October 14, 2013
A Quick Note Or Two About Variant Covers
Fantagraphics Associate Publisher Eric Reynolds wrote into the site last week
to upbraid me a bit for tacitly endorsing the recent Walking Dead
variant cover bonanza. He's always welcome to write: I love getting letters, and I love getting them from smart industry people. Eric and I sat next to one another in the office of The Comics Journal
for about 18 months near the tail end of the Image Doing Damage era, and worked at Fantagraphics together during the time that company was aggressively negotiating the market damage inflicted by Image and other large publishers. It was not a happy time. I think a lot of that behavior was abominable, short-sighted and stupid. The whole comics industry nearly collapsed and a lot of people lost their jobs and/or businesses -- I was a Halley's Comix customer, and that Chicago location was maybe the most prominent store in North America to suffer massive internal bleeding from the Deathmate fiasco
. I share Eric's concern with and contempt for a similarly cavalier attitude that puts comics in the make-as-much-money-right-now business as opposed to strategies that support long-term growth.
I will say that even though I strongly wish they didn't exist
, I'm not as concerned for today's stunts as I was worried about the publishing shenanigans as they existed almost two decades ago now. The major expressions of short-term profit and pass-the-risk disdain in that era were late-shipping books and a flood of material on the stands far ahead of any reasonable attempt at line cohesion or, really, minimal professional standards.
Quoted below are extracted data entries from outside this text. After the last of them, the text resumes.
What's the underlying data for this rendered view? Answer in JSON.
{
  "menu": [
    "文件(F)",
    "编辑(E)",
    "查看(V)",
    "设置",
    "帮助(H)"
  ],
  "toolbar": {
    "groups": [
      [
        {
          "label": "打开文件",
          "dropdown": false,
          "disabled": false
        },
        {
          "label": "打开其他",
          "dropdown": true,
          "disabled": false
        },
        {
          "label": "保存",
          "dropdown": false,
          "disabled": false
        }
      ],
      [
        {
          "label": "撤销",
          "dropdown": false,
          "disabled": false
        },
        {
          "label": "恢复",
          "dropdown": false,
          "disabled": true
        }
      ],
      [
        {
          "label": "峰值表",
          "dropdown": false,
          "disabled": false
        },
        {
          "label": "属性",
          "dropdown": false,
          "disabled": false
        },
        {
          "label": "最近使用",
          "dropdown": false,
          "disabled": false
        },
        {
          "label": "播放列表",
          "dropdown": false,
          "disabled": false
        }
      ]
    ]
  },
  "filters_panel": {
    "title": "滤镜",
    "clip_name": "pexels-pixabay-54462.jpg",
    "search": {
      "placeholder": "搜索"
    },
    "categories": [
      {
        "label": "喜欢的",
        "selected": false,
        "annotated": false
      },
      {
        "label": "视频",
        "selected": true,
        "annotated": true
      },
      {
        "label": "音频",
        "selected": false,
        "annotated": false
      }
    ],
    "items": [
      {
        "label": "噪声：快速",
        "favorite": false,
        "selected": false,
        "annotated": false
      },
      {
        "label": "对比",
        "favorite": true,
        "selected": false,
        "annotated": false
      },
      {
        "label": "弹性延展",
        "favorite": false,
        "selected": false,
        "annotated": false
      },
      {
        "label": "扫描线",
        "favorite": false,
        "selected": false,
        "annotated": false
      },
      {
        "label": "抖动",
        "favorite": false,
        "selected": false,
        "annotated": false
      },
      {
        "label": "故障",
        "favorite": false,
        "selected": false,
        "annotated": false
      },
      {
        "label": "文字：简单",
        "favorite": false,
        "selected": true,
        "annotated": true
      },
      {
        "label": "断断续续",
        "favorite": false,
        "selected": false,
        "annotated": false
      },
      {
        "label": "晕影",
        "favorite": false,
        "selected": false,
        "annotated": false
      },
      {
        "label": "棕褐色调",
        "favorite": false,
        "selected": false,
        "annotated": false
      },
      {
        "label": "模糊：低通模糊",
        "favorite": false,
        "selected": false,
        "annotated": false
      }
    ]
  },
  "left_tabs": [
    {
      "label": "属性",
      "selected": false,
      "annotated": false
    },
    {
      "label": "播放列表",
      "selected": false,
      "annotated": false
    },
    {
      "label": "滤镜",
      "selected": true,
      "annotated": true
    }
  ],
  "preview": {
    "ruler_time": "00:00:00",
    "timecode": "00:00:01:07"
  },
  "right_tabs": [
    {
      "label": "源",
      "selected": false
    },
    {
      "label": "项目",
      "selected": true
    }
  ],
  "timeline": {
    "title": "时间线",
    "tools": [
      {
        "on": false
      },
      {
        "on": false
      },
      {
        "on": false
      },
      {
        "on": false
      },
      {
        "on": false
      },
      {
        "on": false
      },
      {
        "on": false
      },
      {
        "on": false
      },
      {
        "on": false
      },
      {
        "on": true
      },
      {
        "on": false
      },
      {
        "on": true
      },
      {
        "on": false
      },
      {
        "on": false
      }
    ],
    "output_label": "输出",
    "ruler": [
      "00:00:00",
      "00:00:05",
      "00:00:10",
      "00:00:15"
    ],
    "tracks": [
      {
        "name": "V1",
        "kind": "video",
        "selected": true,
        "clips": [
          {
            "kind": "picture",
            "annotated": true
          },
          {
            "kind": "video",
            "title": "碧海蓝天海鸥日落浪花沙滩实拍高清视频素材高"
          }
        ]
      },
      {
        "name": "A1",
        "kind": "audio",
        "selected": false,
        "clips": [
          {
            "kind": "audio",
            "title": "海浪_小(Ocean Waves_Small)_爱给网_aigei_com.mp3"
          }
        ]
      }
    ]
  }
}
Those were fundamentally poisonous activities, and I think even more so for a market with so many young and/or new businesses involved in trying to sell comics. The routine practice of variant covers now with things like the various Adventure Time
series and the occasional big push for a book like last year's 100th issue and this year's 10th anniversary issue of Walking Dead
, those things are eye-rolling instead of gut-churning, at least for me. We learned this month as sales rolled in for DC's openly screwed-up Villains Month promotion just how primed the system of Direct Market stores is to move event books of one type or another, comics that marry a desirable story moment with some sort of collectible impulse -- the comics that imprint as need-to-buy for one reason or another. When I see publishers and creators with a lot to offer in terms of story and a wider health for that market indulge in this kind of thing, I think of it more as a lost opportunity, a way of doing something now that may not be as harmful to the fabric of the industry as it was then but may be even more depressing for the resources that could be funneled into playing a longer, grander, more important game. I don't blame them; I hope to god they're careful; I dearly wish they'd stop.